04 de fevereiro de 2014 | 16h32

Com um documento de 70 páginas, o governador de Pernambuco, Eduardo Campos (PSB), fez hoje o primeiro movimento político mais orgânico da campanha presidencial. Ao lado de sua provável candidata a vice-presidente, a ex-senadora Marina Silva (PSB), Campos lançou as diretrizes do programa que adotará em sua gestão, caso vença a corrida presidencial. Enquanto Dilma se desgasta com o varejo das negociações da reforma ministerial com os partidos da base e vê o PT não virar nunca a página da agenda do mensalão, o dissidente Campos trouxe a público seu primeiro pacote de ideias para se contrapor ao governo.
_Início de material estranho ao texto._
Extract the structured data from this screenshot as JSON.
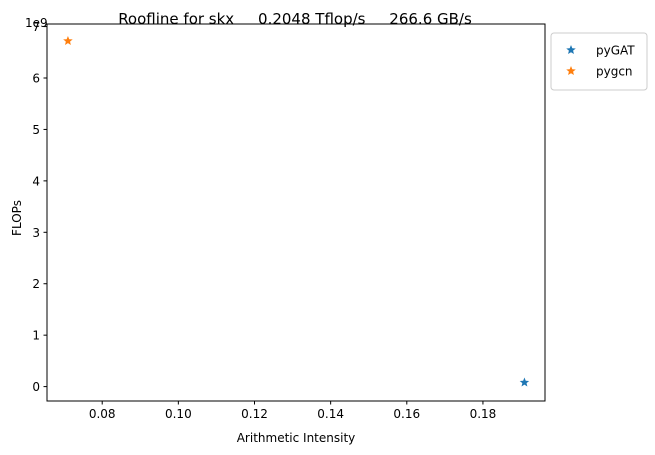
{
  "chart_data": {
    "type": "scatter",
    "title": "Roofline for skx     0.2048 Tflop/s     266.6 GB/s",
    "xlabel": "Arithmetic Intensity",
    "ylabel": "FLOPs",
    "y_offset_label": "1e9",
    "xlim": [
      0.0655,
      0.1963
    ],
    "ylim": [
      -0.28,
      7.05
    ],
    "xticks": [
      0.08,
      0.1,
      0.12,
      0.14,
      0.16,
      0.18
    ],
    "xtick_labels": [
      "0.08",
      "0.10",
      "0.12",
      "0.14",
      "0.16",
      "0.18"
    ],
    "yticks": [
      0,
      1,
      2,
      3,
      4,
      5,
      6,
      7
    ],
    "ytick_labels": [
      "0",
      "1",
      "2",
      "3",
      "4",
      "5",
      "6",
      "7"
    ],
    "grid": false,
    "legend": "outside-top-right",
    "marker": "star",
    "series": [
      {
        "name": "pyGAT",
        "color": "#1f77b4",
        "points": [
          {
            "x": 0.1909,
            "y": 0.08
          }
        ]
      },
      {
        "name": "pygcn",
        "color": "#ff7f0e",
        "points": [
          {
            "x": 0.071,
            "y": 6.72
          }
        ]
      }
    ]
  }
}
Além de marcar claramente seu papel de oposição, encerrando ilusões que grupos governistas ainda alimentavam, Campos trouxe propostas que sinalizam cenários novos no futuro político.
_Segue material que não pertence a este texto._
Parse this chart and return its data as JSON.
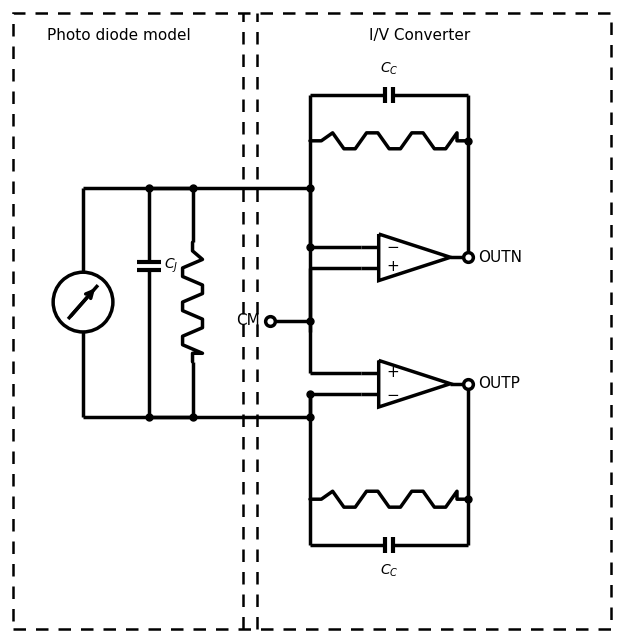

Na defesa da reforma política, propõe a liberação de candidaturas avulsas. A medida, que precisaria ser aprovada pelo Congresso, na prática, significa que quem quiser disputar eleições não precisará mais estar filiado a algum partido. Se aceita por deputados e senadores, representará uma mudança radical  e abrirá espaço para que qualquer pessoa dispute sem precisar se submeter a acordos políticos partidários.

Exemplo prático: se a proposta já valesse, Marina Silva poderia concorrer ao Planalto sem ter que fundar alguma legenda ou buscar abrigo no guarda-chuva que o PSB lhe ofereceu quando a Rede não conseguiu legalizar sua existência. Ou então o presidente do Supremo Tribunal Federal, Joaquim Barbosa, poderia também fazer o mesmo, sem necessidade de entrar em alguma sigla.
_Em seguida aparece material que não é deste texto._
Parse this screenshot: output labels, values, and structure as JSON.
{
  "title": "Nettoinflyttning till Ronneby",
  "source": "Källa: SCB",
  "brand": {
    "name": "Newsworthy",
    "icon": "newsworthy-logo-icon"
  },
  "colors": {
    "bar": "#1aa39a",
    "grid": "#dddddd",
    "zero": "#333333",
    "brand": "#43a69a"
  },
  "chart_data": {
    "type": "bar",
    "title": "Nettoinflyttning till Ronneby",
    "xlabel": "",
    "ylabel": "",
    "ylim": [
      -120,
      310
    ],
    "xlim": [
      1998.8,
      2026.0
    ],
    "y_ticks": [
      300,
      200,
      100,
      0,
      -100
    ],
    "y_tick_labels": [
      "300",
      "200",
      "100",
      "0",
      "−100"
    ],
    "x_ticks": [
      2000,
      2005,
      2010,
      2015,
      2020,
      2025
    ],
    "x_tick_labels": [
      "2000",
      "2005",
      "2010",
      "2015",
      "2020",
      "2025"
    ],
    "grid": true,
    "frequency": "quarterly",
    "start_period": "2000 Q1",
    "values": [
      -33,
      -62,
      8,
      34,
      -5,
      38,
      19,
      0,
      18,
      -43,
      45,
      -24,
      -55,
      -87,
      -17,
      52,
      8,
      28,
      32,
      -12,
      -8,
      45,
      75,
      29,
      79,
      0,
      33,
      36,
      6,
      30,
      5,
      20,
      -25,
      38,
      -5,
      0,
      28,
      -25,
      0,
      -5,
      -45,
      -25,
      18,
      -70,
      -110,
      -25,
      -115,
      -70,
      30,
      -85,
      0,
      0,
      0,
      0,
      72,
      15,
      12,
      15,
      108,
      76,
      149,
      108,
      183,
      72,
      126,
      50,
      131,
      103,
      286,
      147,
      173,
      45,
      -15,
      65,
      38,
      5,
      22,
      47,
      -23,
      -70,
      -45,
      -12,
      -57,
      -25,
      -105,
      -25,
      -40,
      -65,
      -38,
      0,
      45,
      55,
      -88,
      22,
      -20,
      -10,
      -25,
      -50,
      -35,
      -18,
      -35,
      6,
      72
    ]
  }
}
“A crise contemporânea da política é, em boa parte, crise da representação eleitoral, que possui nos partidos políticos os instrumentos de mediação entre eleitos e eleitores. Este sistema não mais produz legitimidade suficiente, o que mostra a fragilidade da democracia representativa”, diz o texto.

“Por isso, é necessário, complementarmente, criar novos mecanismos de participação popular que possibilitem, inclusive, o revigoramento da democracia representativa, aumentando sua legitimidade. A política precisa reconectar eleitos e eleitores”, acrescenta o documento.

Para conseguir isso, lógico, Campos precisa fazer sua campanha deslanchar. Hoje ele ocupa a terceira colocação nas pesquisas de intenção de voto, atrás de Dilma e do senador tucano Aécio Neves (MG). Por conta disso, precisa também botar seu bloco na rua de forma mais rápida e visível. Precisa, como começou a fazer hoje, dizer publicamente o que pretende fazer como alternativa ao governo federal que decidiu abandonar.

Campos mira a reforma política como reflexo dos protestos populares de junho. Dilma também defendeu um movimento que arejasse a política e Aécio prega o fim da reeleição e a adoção do sistema distrital misto. Os três entenderam o recado dado pelas ruas dizendo que o sistema político precisa de algum tipo de mudança que o torne respeitável e legítimo. O problema é que o candidato eleito precisará de um enorme apoio popular para conseguir dobrar os parlamentares para aprovar algo que altere e ameace o desgastado sistema político vigente.